Funnily enough, most of these are not even from alternative universes. Add multiverses to the equation and it goes even more full retard.
Multiverses have their place. Elseworlds stories and alternative incarnations of long running series, like Ninja Turtles or Sonic create a natural ecosystem of stories that build off of and influence each other. They're either new interpretations that stand on their own merits, for better or worse, or little "What if" tales that aren't meant to be more than a fun curiosity.
The problems come when writers get too cute and meta with the concept, using "Infinite Possibilities" to asspull whatever they currently want to exist into the main canon. It's just another flavor of deus ex machina at that point.
Glad we can agree, then.
I liked the Critical Drinker's take on multiverses in his video where he compared Multiverse of Madness with Everything Everywhere All At Once. It can be used in telling a good story, or it can be a device that ruins the story because it takes away risk and finality (and good luck getting the human brain to comprehend the stakes of destroying a multiverse).
It also reminds me of time travel. I started watching End Game wondering "How will the universe get fixed? Maybe the Celestials will get involved? Maybe a magical mcguffin or a trip to where the infinity gems originated from?" When the movie made it clear that the answer could be time travel, my reaction was "Damn it. I guess I don't need to see the rest of the movie to know what happens next."
The concept is a lot of fun I think, but like many things it gets beaten to death and then beaten into paste and then shit all over by corporations and dogshit writers.
It was a mistake because we can't have nice things but I do think the idea is good at its core.
Batman Beyond was cool tbh.
Yea Batman beyond was great. Problem starts when the oversaturate with so many Batman variants
Actually, Batman Beyond is Spider-man but Batman
Yeah, Terry McGinnis acts a lot like a Peter Parker.
That's okay though. I like Terry.
During the Cold War you had Superhero regular and the Communist counterpart.
Multiverses ruined everything. It's always the last effort of a dying story that painted itself into a corner. That and time travel.
X-Men movie franchise, time travel
MCU, time travel and multiverse
Sony Spiderman, multiverse
Dragon Ball Super also got fucked by multiverse
DC every twenty years when they do another crisis/flashpoint story. Mega gay
FF7 remake/rebirth was also messed up by multiverse AND time travel bullshit.

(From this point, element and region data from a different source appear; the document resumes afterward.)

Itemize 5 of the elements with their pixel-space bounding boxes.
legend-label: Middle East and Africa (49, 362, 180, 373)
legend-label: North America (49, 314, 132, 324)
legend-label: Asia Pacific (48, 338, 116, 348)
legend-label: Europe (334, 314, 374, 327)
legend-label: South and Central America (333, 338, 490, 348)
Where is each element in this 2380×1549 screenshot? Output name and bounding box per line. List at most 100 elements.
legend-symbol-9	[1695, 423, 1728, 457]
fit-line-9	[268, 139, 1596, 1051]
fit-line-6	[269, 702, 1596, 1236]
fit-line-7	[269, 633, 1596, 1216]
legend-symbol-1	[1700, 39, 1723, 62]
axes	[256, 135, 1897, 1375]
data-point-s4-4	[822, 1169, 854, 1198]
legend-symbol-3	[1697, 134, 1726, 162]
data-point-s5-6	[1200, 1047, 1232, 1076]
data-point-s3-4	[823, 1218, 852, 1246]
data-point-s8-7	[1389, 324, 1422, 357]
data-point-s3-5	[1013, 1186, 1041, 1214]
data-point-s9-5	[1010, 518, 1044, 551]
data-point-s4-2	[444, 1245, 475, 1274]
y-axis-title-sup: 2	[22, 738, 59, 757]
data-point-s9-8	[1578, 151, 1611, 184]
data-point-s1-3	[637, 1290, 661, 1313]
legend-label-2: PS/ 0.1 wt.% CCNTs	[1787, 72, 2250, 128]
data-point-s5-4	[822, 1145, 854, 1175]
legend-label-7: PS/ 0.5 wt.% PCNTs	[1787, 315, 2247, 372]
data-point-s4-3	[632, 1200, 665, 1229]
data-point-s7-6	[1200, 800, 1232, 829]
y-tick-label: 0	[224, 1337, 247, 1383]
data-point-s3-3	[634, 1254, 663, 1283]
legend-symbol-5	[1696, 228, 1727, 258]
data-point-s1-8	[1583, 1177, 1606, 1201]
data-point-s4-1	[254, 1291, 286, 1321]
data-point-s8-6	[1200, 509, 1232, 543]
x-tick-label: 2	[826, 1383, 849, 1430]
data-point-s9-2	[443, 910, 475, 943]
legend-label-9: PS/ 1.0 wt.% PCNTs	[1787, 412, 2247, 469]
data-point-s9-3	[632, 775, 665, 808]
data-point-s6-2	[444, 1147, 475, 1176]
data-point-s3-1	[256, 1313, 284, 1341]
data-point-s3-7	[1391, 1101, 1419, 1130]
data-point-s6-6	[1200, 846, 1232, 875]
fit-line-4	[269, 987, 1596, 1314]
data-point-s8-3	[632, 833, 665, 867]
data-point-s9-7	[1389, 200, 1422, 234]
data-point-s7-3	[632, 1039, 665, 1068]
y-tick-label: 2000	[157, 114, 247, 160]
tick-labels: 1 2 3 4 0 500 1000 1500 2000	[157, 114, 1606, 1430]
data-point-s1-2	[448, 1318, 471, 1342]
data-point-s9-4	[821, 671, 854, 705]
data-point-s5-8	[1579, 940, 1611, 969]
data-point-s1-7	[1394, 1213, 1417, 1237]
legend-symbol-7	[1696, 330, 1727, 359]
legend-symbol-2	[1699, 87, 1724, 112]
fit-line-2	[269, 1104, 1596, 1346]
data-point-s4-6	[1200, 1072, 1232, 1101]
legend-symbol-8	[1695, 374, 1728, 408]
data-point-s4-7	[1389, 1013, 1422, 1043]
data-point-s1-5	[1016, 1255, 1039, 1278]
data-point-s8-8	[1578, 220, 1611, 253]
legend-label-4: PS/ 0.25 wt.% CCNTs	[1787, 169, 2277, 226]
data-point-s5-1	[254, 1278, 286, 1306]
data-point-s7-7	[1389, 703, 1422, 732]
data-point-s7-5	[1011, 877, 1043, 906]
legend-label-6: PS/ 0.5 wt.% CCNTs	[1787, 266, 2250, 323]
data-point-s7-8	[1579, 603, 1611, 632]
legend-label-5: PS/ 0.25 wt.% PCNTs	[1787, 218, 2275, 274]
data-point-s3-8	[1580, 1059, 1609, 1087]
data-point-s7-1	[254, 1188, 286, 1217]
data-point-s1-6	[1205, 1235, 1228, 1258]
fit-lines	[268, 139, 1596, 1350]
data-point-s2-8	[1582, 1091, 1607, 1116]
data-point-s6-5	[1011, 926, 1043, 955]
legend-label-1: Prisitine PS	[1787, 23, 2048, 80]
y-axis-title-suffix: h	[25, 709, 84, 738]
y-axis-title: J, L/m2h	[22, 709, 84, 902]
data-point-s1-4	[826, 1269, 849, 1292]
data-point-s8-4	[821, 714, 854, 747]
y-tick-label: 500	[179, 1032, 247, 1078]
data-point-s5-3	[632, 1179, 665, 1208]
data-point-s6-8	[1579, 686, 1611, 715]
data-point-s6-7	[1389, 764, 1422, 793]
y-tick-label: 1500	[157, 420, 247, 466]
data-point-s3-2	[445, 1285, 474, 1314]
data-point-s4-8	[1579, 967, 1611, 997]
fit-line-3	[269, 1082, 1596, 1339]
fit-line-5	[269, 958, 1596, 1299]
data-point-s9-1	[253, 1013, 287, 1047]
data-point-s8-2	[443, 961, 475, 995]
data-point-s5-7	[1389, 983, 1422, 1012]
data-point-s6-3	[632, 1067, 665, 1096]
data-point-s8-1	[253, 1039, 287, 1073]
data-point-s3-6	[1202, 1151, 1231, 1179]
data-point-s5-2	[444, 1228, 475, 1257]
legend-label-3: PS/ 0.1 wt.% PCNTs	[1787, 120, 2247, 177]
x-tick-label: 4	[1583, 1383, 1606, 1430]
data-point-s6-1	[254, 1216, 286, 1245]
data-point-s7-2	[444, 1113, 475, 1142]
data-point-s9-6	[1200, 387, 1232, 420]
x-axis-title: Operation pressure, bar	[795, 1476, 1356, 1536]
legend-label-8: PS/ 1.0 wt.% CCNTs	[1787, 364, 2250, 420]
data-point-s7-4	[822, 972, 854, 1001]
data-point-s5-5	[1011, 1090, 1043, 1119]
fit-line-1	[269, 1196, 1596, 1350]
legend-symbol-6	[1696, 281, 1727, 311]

Last year I went to a convention(not comic centric) and stumbled across a guy who had self published a comic about werewolves in...it was Sumeria or Mesopotamia. Completely unique origins, completely unexpected setting and character arc. Really interesting stuff honestly, if a bit rough around the edges.
Creative stuff is out there, but it's not coming out of the two largest publishers who are dragging down the whole American comic industry.
What was it called?
Lycan: Solomon's Odyssey
I'm a sucker for werewolf media though, so take my rave reviews with a grain of salt.
So was it a werewolf convention then?
Music and Gaming festival.
"X, but he's a faggot"
They forgot the hockey pads Batman.
Spider-Man is spelled with a hyphen, you fucking tourist.
Peter-Parker
No, it's Sir Peter Parker-Bowles. The hyphen is on the surname.
But it's literally what people wanted (back when they were popular) and why comics were so successful in the first place. If people like batman then they will like any iteration of him as long as his core principles are the same.
Same with Spiderman.
Japan isn't better with manga, there are 1,000 of Manga isekais that are just slight variations of the same story.
They still have something to stand out, even if it is little. The comic book industry is just recycling the same characters and then creating "new" ones which are just a change in gender or race, they have been doing this for decades.